We go out into the dangerous areas sometimes, looking for old machine parts, anything to keep our fragile systems working. Every trip is a risk. We face bad air that burns our lungs and sudden, strong winds that can knock buildings down. We don't think there are other people out there, just the quiet reminders of our past mistakes, blowing in the dust.
The quiet is the worst part. It's not just that people aren't talking in busy cities, but the Great Silence of a world that lost its voice. No more insects buzzing, no frogs croaking, and no calls from wild animals. Just the sound of the wind, the creak of old metal, and the low hum of our machines keeping us alive.
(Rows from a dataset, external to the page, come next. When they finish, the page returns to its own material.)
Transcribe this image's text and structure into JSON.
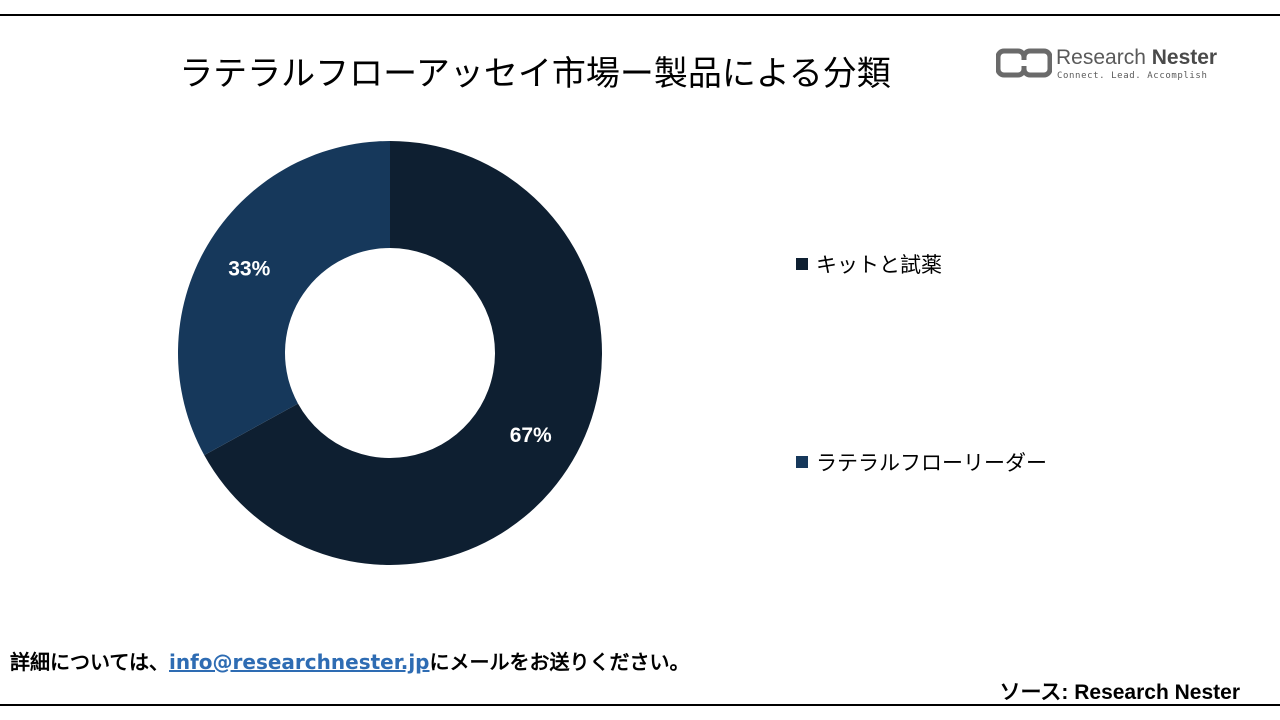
{
  "brand": {
    "name_part1": "Research ",
    "name_part2": "Nester",
    "tagline": "Connect. Lead. Accomplish"
  },
  "footer": {
    "note_prefix": "詳細については、",
    "email": "info@researchnester.jp",
    "note_suffix": "にメールをお送りください。",
    "source": "ソース: Research Nester"
  },
  "colors": {
    "kits": "#0e1f31",
    "readers": "#16385b",
    "link": "#2e6cb3"
  },
  "chart_data": {
    "type": "pie",
    "variant": "donut",
    "title": "ラテラルフローアッセイ市場ー製品による分類",
    "legend_position": "right",
    "slices": [
      {
        "label": "キットと試薬",
        "value": 67,
        "display": "67%",
        "color": "#0e1f31"
      },
      {
        "label": "ラテラルフローリーダー",
        "value": 33,
        "display": "33%",
        "color": "#16385b"
      }
    ]
  }
}
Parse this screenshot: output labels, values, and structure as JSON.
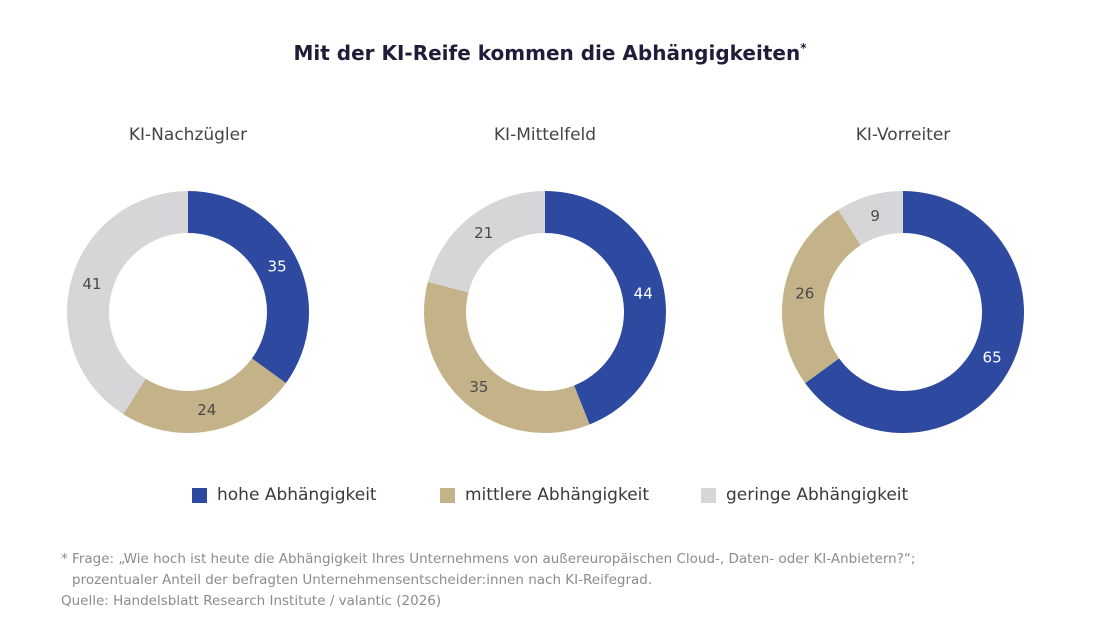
{
  "title": "Mit der KI-Reife kommen die Abhängigkeiten",
  "title_mark": "*",
  "legend": {
    "high": "hohe Abhängigkeit",
    "medium": "mittlere Abhängigkeit",
    "low": "geringe Abhängigkeit"
  },
  "footnote": {
    "line1": "* Frage: „Wie hoch ist heute die Abhängigkeit Ihres Unternehmens von außereuropäischen Cloud-, Daten- oder KI-Anbietern?“;",
    "line2": "prozentualer Anteil der befragten Unternehmensentscheider:innen nach KI-Reifegrad.",
    "source": "Quelle: Handelsblatt Research Institute / valantic (2026)"
  },
  "colors": {
    "high": "#2e4aa0",
    "medium": "#c4b388",
    "low": "#d6d6d9"
  },
  "chart_data": [
    {
      "type": "pie",
      "title": "KI-Nachzügler",
      "categories": [
        "hohe Abhängigkeit",
        "mittlere Abhängigkeit",
        "geringe Abhängigkeit"
      ],
      "values": [
        35,
        24,
        41
      ],
      "labels": [
        "35",
        "24",
        "41"
      ]
    },
    {
      "type": "pie",
      "title": "KI-Mittelfeld",
      "categories": [
        "hohe Abhängigkeit",
        "mittlere Abhängigkeit",
        "geringe Abhängigkeit"
      ],
      "values": [
        44,
        35,
        21
      ],
      "labels": [
        "44",
        "35",
        "21"
      ]
    },
    {
      "type": "pie",
      "title": "KI-Vorreiter",
      "categories": [
        "hohe Abhängigkeit",
        "mittlere Abhängigkeit",
        "geringe Abhängigkeit"
      ],
      "values": [
        65,
        26,
        9
      ],
      "labels": [
        "65",
        "26",
        "9"
      ]
    }
  ]
}
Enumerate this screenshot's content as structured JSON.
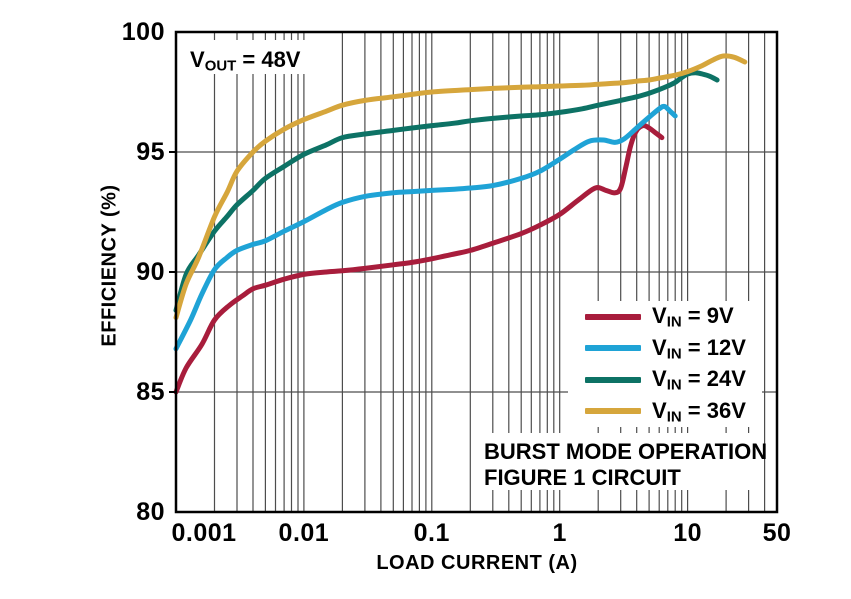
{
  "figure": {
    "annotation": {
      "prefix": "V",
      "sub": "OUT",
      "rest": " = 48V"
    },
    "extra_text": [
      "BURST MODE OPERATION",
      "FIGURE 1 CIRCUIT"
    ]
  },
  "chart_data": {
    "type": "line",
    "title": "",
    "xlabel": "LOAD CURRENT (A)",
    "ylabel": "EFFICIENCY (%)",
    "x_scale": "log",
    "xlim": [
      0.001,
      50
    ],
    "ylim": [
      80,
      100
    ],
    "grid": "log minor vertical lines + horizontal lines at 85/90/95",
    "legend_position": "right-middle inside plot",
    "x_ticks": [
      {
        "v": 0.001,
        "label": "0.001"
      },
      {
        "v": 0.01,
        "label": "0.01"
      },
      {
        "v": 0.1,
        "label": "0.1"
      },
      {
        "v": 1,
        "label": "1"
      },
      {
        "v": 10,
        "label": "10"
      },
      {
        "v": 50,
        "label": "50"
      }
    ],
    "y_ticks": [
      {
        "v": 100,
        "label": "100"
      },
      {
        "v": 95,
        "label": "95"
      },
      {
        "v": 90,
        "label": "90"
      },
      {
        "v": 85,
        "label": "85"
      },
      {
        "v": 80,
        "label": "80"
      }
    ],
    "y_gridlines": [
      85,
      90,
      95
    ],
    "style": {
      "grid_color": "#4d4d4d",
      "frame_color": "#000000",
      "background": "#ffffff"
    },
    "series": [
      {
        "id": "vin-9v",
        "name": "VIN = 9V",
        "label_prefix": "V",
        "label_sub": "IN",
        "label_rest": " = 9V",
        "color": "#a81d3c",
        "points": [
          [
            0.001,
            85.0
          ],
          [
            0.0012,
            86.0
          ],
          [
            0.0016,
            87.0
          ],
          [
            0.002,
            88.0
          ],
          [
            0.0026,
            88.6
          ],
          [
            0.0033,
            89.0
          ],
          [
            0.004,
            89.3
          ],
          [
            0.005,
            89.45
          ],
          [
            0.007,
            89.7
          ],
          [
            0.01,
            89.9
          ],
          [
            0.015,
            90.0
          ],
          [
            0.02,
            90.05
          ],
          [
            0.03,
            90.15
          ],
          [
            0.05,
            90.3
          ],
          [
            0.07,
            90.4
          ],
          [
            0.1,
            90.55
          ],
          [
            0.15,
            90.75
          ],
          [
            0.2,
            90.9
          ],
          [
            0.3,
            91.2
          ],
          [
            0.5,
            91.6
          ],
          [
            0.7,
            91.95
          ],
          [
            1,
            92.4
          ],
          [
            1.4,
            93.0
          ],
          [
            1.9,
            93.5
          ],
          [
            2.3,
            93.4
          ],
          [
            2.7,
            93.3
          ],
          [
            3.0,
            93.5
          ],
          [
            3.3,
            94.4
          ],
          [
            3.6,
            95.3
          ],
          [
            4.0,
            95.9
          ],
          [
            4.5,
            96.1
          ],
          [
            5.0,
            96.0
          ],
          [
            5.6,
            95.8
          ],
          [
            6.3,
            95.6
          ]
        ]
      },
      {
        "id": "vin-12v",
        "name": "VIN = 12V",
        "label_prefix": "V",
        "label_sub": "IN",
        "label_rest": " = 12V",
        "color": "#1fa3d6",
        "points": [
          [
            0.001,
            86.8
          ],
          [
            0.0013,
            88.0
          ],
          [
            0.0016,
            89.1
          ],
          [
            0.002,
            90.1
          ],
          [
            0.0025,
            90.6
          ],
          [
            0.003,
            90.9
          ],
          [
            0.004,
            91.15
          ],
          [
            0.005,
            91.3
          ],
          [
            0.007,
            91.7
          ],
          [
            0.01,
            92.1
          ],
          [
            0.015,
            92.6
          ],
          [
            0.02,
            92.9
          ],
          [
            0.03,
            93.15
          ],
          [
            0.05,
            93.3
          ],
          [
            0.07,
            93.35
          ],
          [
            0.1,
            93.4
          ],
          [
            0.15,
            93.45
          ],
          [
            0.2,
            93.5
          ],
          [
            0.3,
            93.6
          ],
          [
            0.5,
            93.9
          ],
          [
            0.7,
            94.2
          ],
          [
            1,
            94.7
          ],
          [
            1.3,
            95.1
          ],
          [
            1.7,
            95.45
          ],
          [
            2.2,
            95.5
          ],
          [
            2.7,
            95.4
          ],
          [
            3.2,
            95.55
          ],
          [
            4,
            96.0
          ],
          [
            5,
            96.45
          ],
          [
            6,
            96.8
          ],
          [
            6.6,
            96.9
          ],
          [
            7.3,
            96.7
          ],
          [
            8,
            96.5
          ]
        ]
      },
      {
        "id": "vin-24v",
        "name": "VIN = 24V",
        "label_prefix": "V",
        "label_sub": "IN",
        "label_rest": " = 24V",
        "color": "#0d7265",
        "points": [
          [
            0.001,
            88.4
          ],
          [
            0.0012,
            89.9
          ],
          [
            0.0015,
            90.7
          ],
          [
            0.002,
            91.7
          ],
          [
            0.0025,
            92.3
          ],
          [
            0.003,
            92.8
          ],
          [
            0.004,
            93.4
          ],
          [
            0.005,
            93.9
          ],
          [
            0.007,
            94.4
          ],
          [
            0.01,
            94.9
          ],
          [
            0.015,
            95.3
          ],
          [
            0.02,
            95.6
          ],
          [
            0.03,
            95.75
          ],
          [
            0.05,
            95.9
          ],
          [
            0.07,
            96.0
          ],
          [
            0.1,
            96.1
          ],
          [
            0.15,
            96.2
          ],
          [
            0.2,
            96.3
          ],
          [
            0.3,
            96.4
          ],
          [
            0.5,
            96.5
          ],
          [
            0.7,
            96.55
          ],
          [
            1,
            96.65
          ],
          [
            1.5,
            96.8
          ],
          [
            2,
            96.95
          ],
          [
            3,
            97.15
          ],
          [
            4,
            97.3
          ],
          [
            5,
            97.45
          ],
          [
            6,
            97.6
          ],
          [
            7,
            97.75
          ],
          [
            8,
            97.9
          ],
          [
            9,
            98.1
          ],
          [
            10,
            98.25
          ],
          [
            11.5,
            98.3
          ],
          [
            13,
            98.25
          ],
          [
            15,
            98.15
          ],
          [
            17,
            98.0
          ]
        ]
      },
      {
        "id": "vin-36v",
        "name": "VIN = 36V",
        "label_prefix": "V",
        "label_sub": "IN",
        "label_rest": " = 36V",
        "color": "#d6a63c",
        "points": [
          [
            0.001,
            88.1
          ],
          [
            0.0012,
            89.5
          ],
          [
            0.0015,
            90.6
          ],
          [
            0.002,
            92.3
          ],
          [
            0.0025,
            93.3
          ],
          [
            0.003,
            94.2
          ],
          [
            0.004,
            95.0
          ],
          [
            0.005,
            95.45
          ],
          [
            0.007,
            95.95
          ],
          [
            0.01,
            96.35
          ],
          [
            0.015,
            96.7
          ],
          [
            0.02,
            96.95
          ],
          [
            0.03,
            97.15
          ],
          [
            0.05,
            97.3
          ],
          [
            0.07,
            97.4
          ],
          [
            0.1,
            97.5
          ],
          [
            0.2,
            97.6
          ],
          [
            0.3,
            97.65
          ],
          [
            0.5,
            97.7
          ],
          [
            0.7,
            97.72
          ],
          [
            1,
            97.75
          ],
          [
            1.5,
            97.78
          ],
          [
            2,
            97.82
          ],
          [
            3,
            97.88
          ],
          [
            4,
            97.95
          ],
          [
            5,
            98.0
          ],
          [
            6,
            98.08
          ],
          [
            8,
            98.2
          ],
          [
            10,
            98.35
          ],
          [
            13,
            98.6
          ],
          [
            16,
            98.85
          ],
          [
            19,
            99.0
          ],
          [
            23,
            98.95
          ],
          [
            28,
            98.75
          ]
        ]
      }
    ]
  }
}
Sometimes, the old people gather in our main room. Their faces show a sadness deeper than any sickness. They tell stories, not just of the blue sky, but of the small, simple things: the unadulterated taste of a wild berry picked fresh from a bush, the cool shade under a giant tree on a summer's day, the sound of rain tapping on a roof, and the easy joy of just breathing clean, crisp air, simply for the sake of it. They talk about a world where nature wasn't scary but a dear friend.
And in those moments, a heavy, sad feeling comes over all of us. We see their beautiful world, so full of life, with so many choices. And we see the path they chose, full of not caring, full of easy ways, and full of a sad blindness. If only they had looked up from their screens. If only they had listened to those warnings. If only they had traded a little easy living for the priceless, beautiful world that was theirs. If only. That word hangs in the quiet air, a sad song about a paradise we threw away. And the silence answers.